I went to a pre-release screening yesterday of Africa United, a film which will get its big screen premiere on 22 October. We watched it at Greenbelt in the cavernous Centaur Hall, on a very small screen, and yet the film was so engaging that we were all very quickly sucked into the picture.

The movie opens with Dudu, the central child character, blowing up a condom, putting it into a plastic bag and tying it up with a net of string to make a decent football. And all the while he’s talking like the huckster he is to a rapt audience of street kids about the importance of condoms.
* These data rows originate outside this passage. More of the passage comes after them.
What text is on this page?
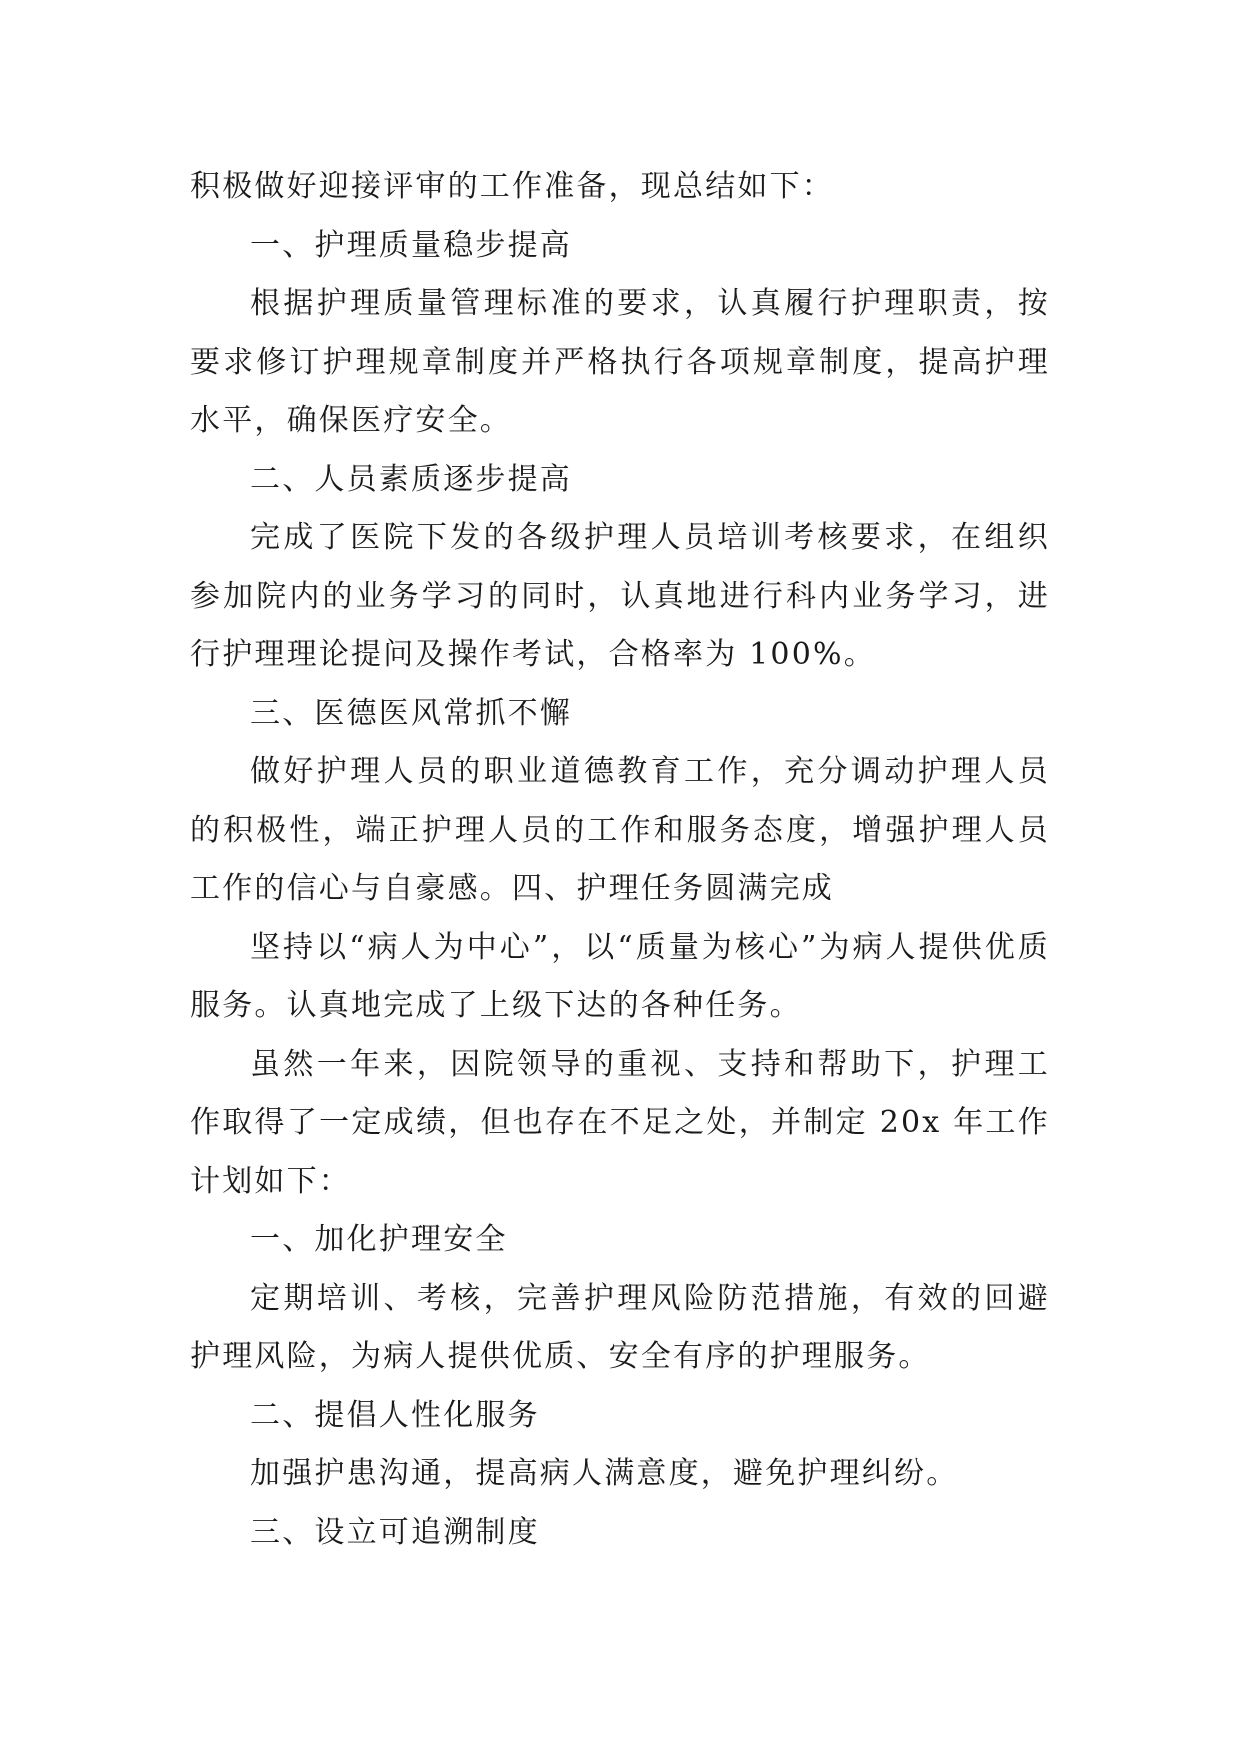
积极做好迎接评审的工作准备，现总结如下：

一、护理质量稳步提高

根据护理质量管理标准的要求，认真履行护理职责，按要求修订护理规章制度并严格执行各项规章制度，提高护理水平，确保医疗安全。

二、人员素质逐步提高

完成了医院下发的各级护理人员培训考核要求，在组织参加院内的业务学习的同时，认真地进行科内业务学习，进行护理理论提问及操作考试，合格率为 100%。

三、医德医风常抓不懈

做好护理人员的职业道德教育工作，充分调动护理人员的积极性，端正护理人员的工作和服务态度，增强护理人员工作的信心与自豪感。四、护理任务圆满完成

坚持以“病人为中心”，以“质量为核心”为病人提供优质服务。认真地完成了上级下达的各种任务。

虽然一年来，因院领导的重视、支持和帮助下，护理工作取得了一定成绩，但也存在不足之处，并制定 20x 年工作计划如下：

一、加化护理安全

定期培训、考核，完善护理风险防范措施，有效的回避护理风险，为病人提供优质、安全有序的护理服务。

二、提倡人性化服务

加强护患沟通，提高病人满意度，避免护理纠纷。

三、设立可追溯制度
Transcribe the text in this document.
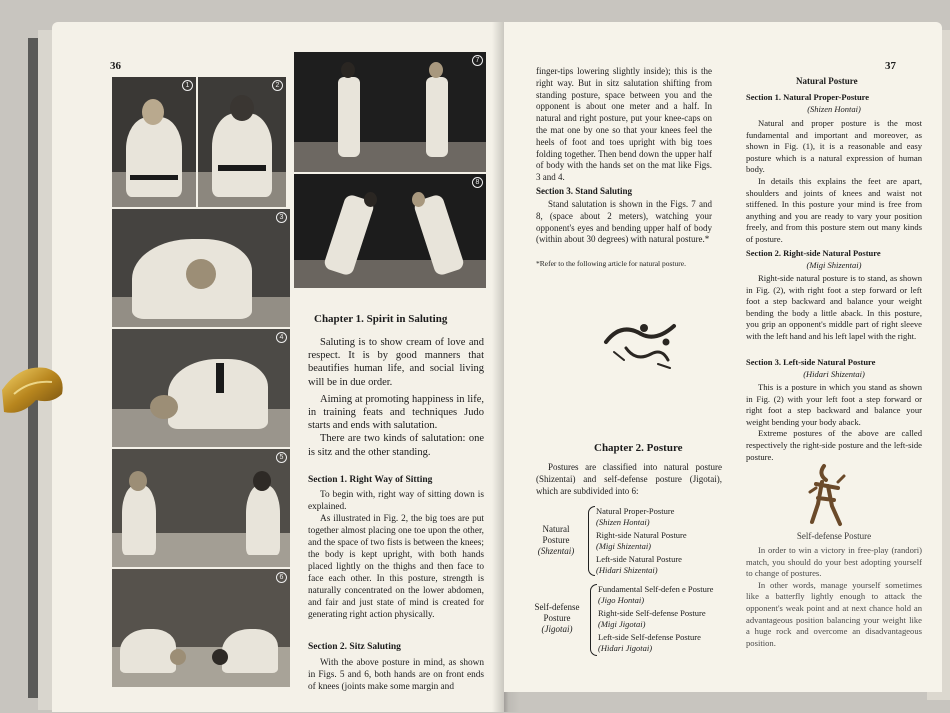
36
1	2
7
8
3
4
5
6
Chapter 1. Spirit in Saluting

Saluting is to show cream of love and respect. It is by good manners that beautifies human life, and social living will be in due order.

Aiming at promoting happiness in life, in training feats and techniques Judo starts and ends with salutation.

There are two kinds of salutation: one is sitz and the other standing.

Section 1. Right Way of Sitting

To begin with, right way of sitting down is explained.

As illustrated in Fig. 2, the big toes are put together almost placing one toe upon the other, and the space of two fists is between the knees; the body is kept upright, with both hands placed lightly on the thighs and then face to face each other. In this posture, strength is naturally concentrated on the lower abdomen, and fair and just state of mind is created for generating right action physically.

Section 2. Sitz Saluting

With the above posture in mind, as shown in Figs. 5 and 6, both hands are on front ends of knees (joints make some margin and

37

finger-tips lowering slightly inside); this is the right way. But in sitz salutation shifting from standing posture, space between you and the opponent is about one meter and a half. In natural and right posture, put your knee-caps on the mat one by one so that your knees feel the heels of foot and toes upright with big toes folding together. Then bend down the upper half of body with the hands set on the mat like Figs. 3 and 4.

Section 3. Stand Saluting

Stand salutation is shown in the Figs. 7 and 8, (space about 2 meters), watching your opponent's eyes and bending upper half of body (within about 30 degrees) with natural posture.*

*Refer to the following article for natural posture.
Chapter 2. Posture

Postures are classified into natural posture (Shizentai) and self-defense posture (Jigotai), which are subdivided into 6:

Natural
Posture
(Shzentai)
Natural Proper-Posture
(Shizen Hontai)
Right-side Natural Posture
(Migi Shizentai)
Left-side Natural Posture
(Hidari Shizentai)
Self-defense
Posture
(Jigotai)
Fundamental Self-defen e Posture
(Jigo Hontai)
Right-side Self-defense Posture
(Migi Jigotai)
Left-side Self-defense Posture
(Hidari Jigotai)
Natural Posture
Section 1. Natural Proper-Posture
(Shizen Hontai)

Natural and proper posture is the most fundamental and important and moreover, as shown in Fig. (1), it is a reasonable and easy posture which is a natural expression of human body.

In details this explains the feet are apart, shoulders and joints of knees and waist not stiffened. In this posture your mind is free from anything and you are ready to vary your position freely, and from this posture stem out many kinds of posture.

Section 2. Right-side Natural Posture
(Migi Shizentai)

Right-side natural posture is to stand, as shown in Fig. (2), with right foot a step forward or left foot a step backward and balance your weight bending the body a little aback. In this posture, you grip an opponent's middle part of right sleeve with the left hand and his left lapel with the right.

Section 3. Left-side Natural Posture
(Hidari Shizentai)

This is a posture in which you stand as shown in Fig. (2) with your left foot a step forward or right foot a step backward and balance your weight bending your body aback.

Extreme postures of the above are called respectively the right-side posture and the left-side posture.

Self-defense Posture

In order to win a victory in free-play (randori) match, you should do your best adopting yourself to change of postures.

In other words, manage yourself sometimes like a batterfly lightly enough to attack the opponent's weak point and at next chance hold an advantageous position balancing your weight like a huge rock and overcome an disadvantageous position.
The scene sets the agenda for the film as Dudu and his friends are quickly plunged into a Quixotic 3,000 mile journey from Rwanda to South Africa. They’re determined to get their friend Fabrice – ‘the best footballer I’ve ever seen,’ says Dudu – to Football City in time for the opening of the World Cup. On the way they encounter a refugee camp, child soldiers, corrupt officials, child sex workers and a HIV clinic, and yet the movie rises above what might have been a checklist of African issues with an inspiring story of courage, sacrifice and hope.

Africa United was made in just 18 months, from idea to editing, and some locations such as the Burundi shore of Lake Tanganyika have never been seen in a feature film before. It’s directed by Debs Gardner-Paterson, her directorial debut. I’m going to write a full review of this soon.